Multiplicity in High-Dimensional Data

From Thousands of Findings to a Handful of Evidence

Jul 10, 2025

1 Introduction

This series explores how statistical evidence changes when thousands of biological variables are analyzed simultaneously. All examples are based on TCGA-BRCA RNA-seq data and focus on the practical consequences of multiplicity, uncertainty, and modern inference methods.

Source: TCGA-BRCA (The Cancer Genome Atlas – Breast Cancer)

Data type: RNA-seq gene expression

Analysis subset: Clinical subgroup comparison (Early vs Late disease stage)

Dimensions: 441 patients and 60,660 measured transcript features

Statistical challenge: Tens of thousands of simultaneous hypothesis tests performed on the same dataset.

Multiplicity Changes the Answer

Demonstrate how multiple testing correction transforms the number of apparent discoveries.

Differential expression testing was performed across all measured transcripts. Results were evaluated using: Raw p-values, Benjamini-Hochberg FDR control and Bonferroni correction

Results:

8,538 raw significant findings,
FDR discoveries: 35,
Bonferroni discoveries: 5.

The same dataset and the same scientific question can produce dramatically different conclusions depending on how multiplicity is handled.

Evidence Is Not Binary

Move beyond significant/non-significant thinking.

Rather than treating all retained discoveries equally, findings were ranked according to evidence strength after multiplicity control.

Among the 35 FDR-retained discoveries, evidence strength varied considerably despite all passing the same formal threshold.

A p-value threshold creates a decision boundary, not a natural separation between “true” and “false” findings.

Statistical evidence exists on a continuum. Some findings are supported by substantially stronger evidence than others.

60,660 Tests. One Model.

Introduce empirical Bayes thinking.

Independent gene-wise testing was compared with limma moderated statistics, which borrow information across all genes when estimating variability.

Independent testing discoveries: 35,
Empirical Bayes discoveries: 610.

The dataset did not change. The statistical model changed. More stable variance estimation revealed substantially more reproducible signals.

Statistical Significance and Effect Size Are Different Concepts

Distinguish statistical significance from practical relevance.

Genes were ranked independently by:

Adjusted p-value,
absolute log-fold change.
The overlap between the top-ranked genes was evaluated.

The strongest statistical evidence is not necessarily associated with the largest biological effect.

Not Every Discovery Is Equally Stable

Demonstrate that discovery lists contain signals with different levels of robustness.

Empirical Bayes methods increase the number of retained discoveries by stabilizing variance estimates across genes.

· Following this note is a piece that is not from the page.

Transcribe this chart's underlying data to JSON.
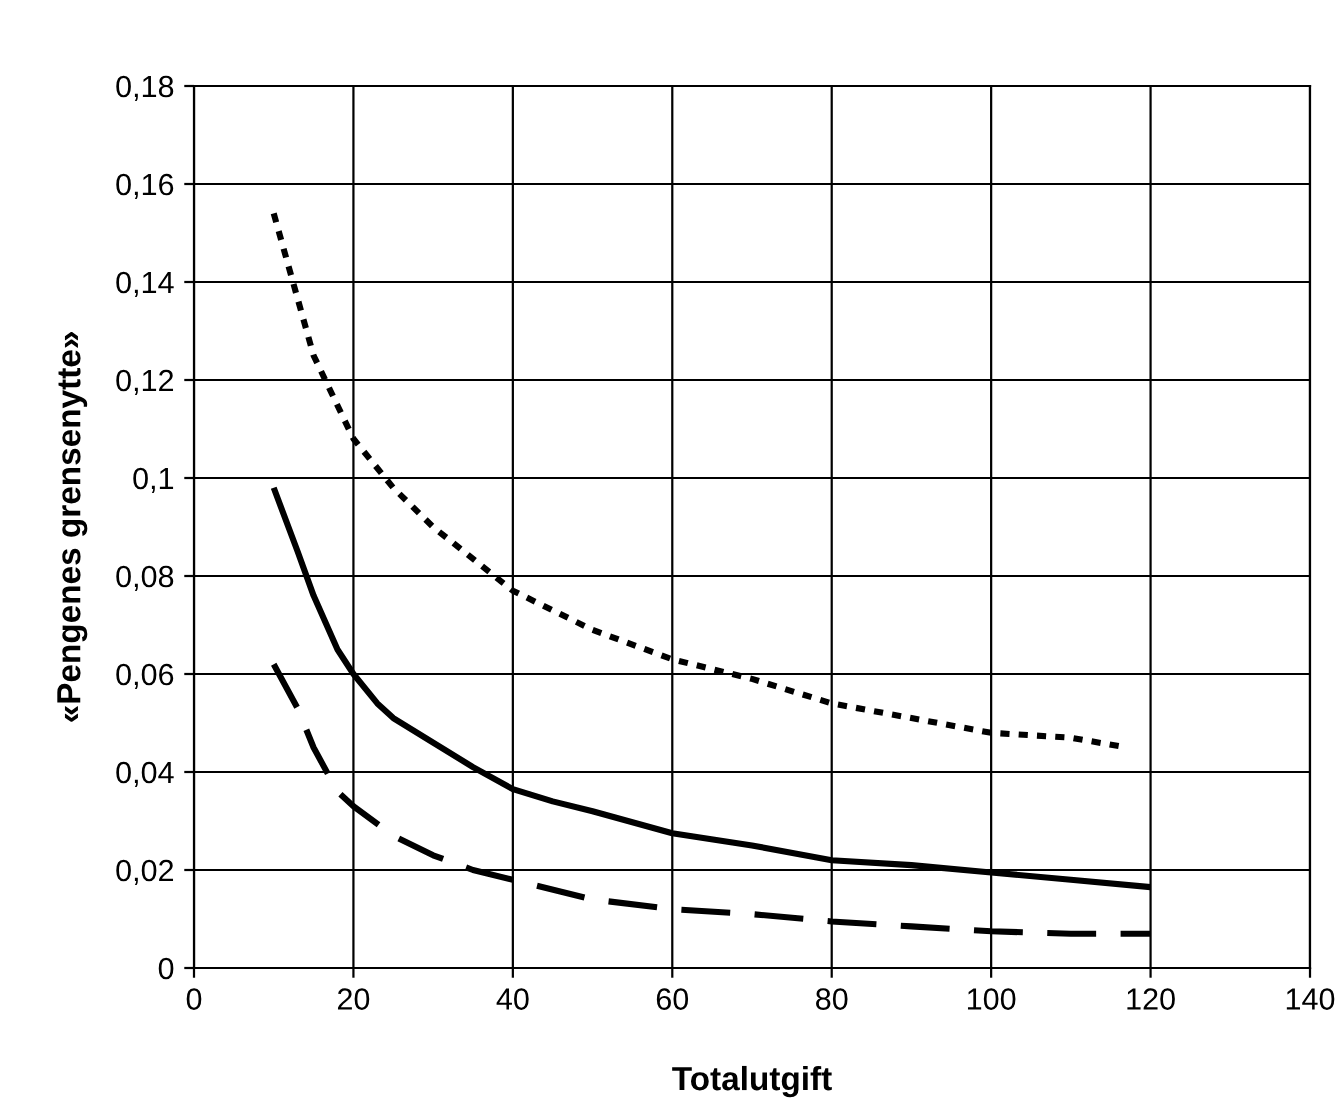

The transition from 35 independent discoveries to 610 moderated discoveries illustrates how uncertainty estimation influences which signals are retained.

Evidence should be evaluated not only by statistical significance, but also by how robustly a signal survives increasingly demanding inference procedures.

From Discovery to Evidence

Show how evidence emerges through successive refinement.

The complete analysis pathway was reconstructed from all tested transcripts through increasingly stringent evidence filters.

The final evidence set represents a tiny fraction of the original search space. Statistical analysis is fundamentally a filtering process that separates robust conclusions from apparent findings.